納品物を受け取った翌日が対外的な使用期限、という状況では、修正が発生した時点でリカバリーできません。それを避けるために「修正ゼロで完璧な初稿」を求める圧力が生まれると、翻訳会社との関係にも不健全な緊張が生じます。
スケジュール設計の目安(例)
– 翻訳会社への発注 → 初稿納品
– 社内での内容確認(担当者):2〜3営業日
– 専門部署・上長レビュー:2〜3営業日
– 修正依頼・翻訳会社での対応:1〜2営業日
– 最終確認・承認:1営業日
この全体を見通したうえで逆算してスケジュールを設定することが、修正リスクを現実的に管理するための基本です。

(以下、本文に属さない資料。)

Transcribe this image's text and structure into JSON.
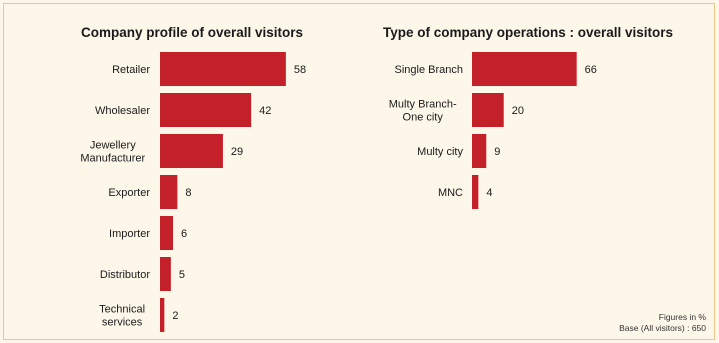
{
  "colors": {
    "bar": "#c4202a",
    "background": "#fdf7ea",
    "border": "#e8c98a"
  },
  "footnote": {
    "line1": "Figures in %",
    "line2": "Base (All visitors) : 650"
  },
  "chart_data": [
    {
      "type": "bar",
      "orientation": "horizontal",
      "title": "Company profile of overall visitors",
      "categories": [
        [
          "Retailer"
        ],
        [
          "Wholesaler"
        ],
        [
          "Jewellery",
          "Manufacturer"
        ],
        [
          "Exporter"
        ],
        [
          "Importer"
        ],
        [
          "Distributor"
        ],
        [
          "Technical",
          "services"
        ]
      ],
      "values": [
        58,
        42,
        29,
        8,
        6,
        5,
        2
      ],
      "unit": "%"
    },
    {
      "type": "bar",
      "orientation": "horizontal",
      "title": "Type of company operations : overall visitors",
      "categories": [
        [
          "Single Branch"
        ],
        [
          "Multy Branch-",
          "One city"
        ],
        [
          "Multy city"
        ],
        [
          "MNC"
        ]
      ],
      "values": [
        66,
        20,
        9,
        4
      ],
      "unit": "%"
    }
  ]
}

まとめ:「戻し修正の多さ」は、発注プロセスの改善で減らせる
翻訳の戻し修正が多い状況は、多くの場合「翻訳会社の選定ミス」ではなく、以下のようなプロセスの未整備が組み合わさって起きています。
| 問題 | 本質的な原因 |
| 承認後にさらに修正が入る | 確認フローが発注前に定義されていない |
| 文体・トーンが合わない | 使用目的・読み手情報が共有されていない |
| 用語がバラバラ | 用語基準が文書化されていない |
| 同じミスが繰り返される | 修正の理由が翻訳会社にフィードバックされていない |
| 修正の時間がない | 社内確認工程がスケジュールに含まれていない |
これらの多くは、発注の「準備フェーズ」と「継続運用の設計」を見直すことで、改善の余地があります。
翻訳会社との関係を見直す前に、まず「自社の発注プロセスに上記の課題がないか」を棚卸しすることが、実質的な改善への最短経路かもしれません。
もし「自社の発注プロセスのどこに問題があるか特定したい」という場合は、現状の発注フローを整理したうえで、翻訳会社に相談してみることを検討してください。適切な翻訳パートナーであれば、翻訳そのものだけでなく、発注設計のレビューにも応じられるはずです。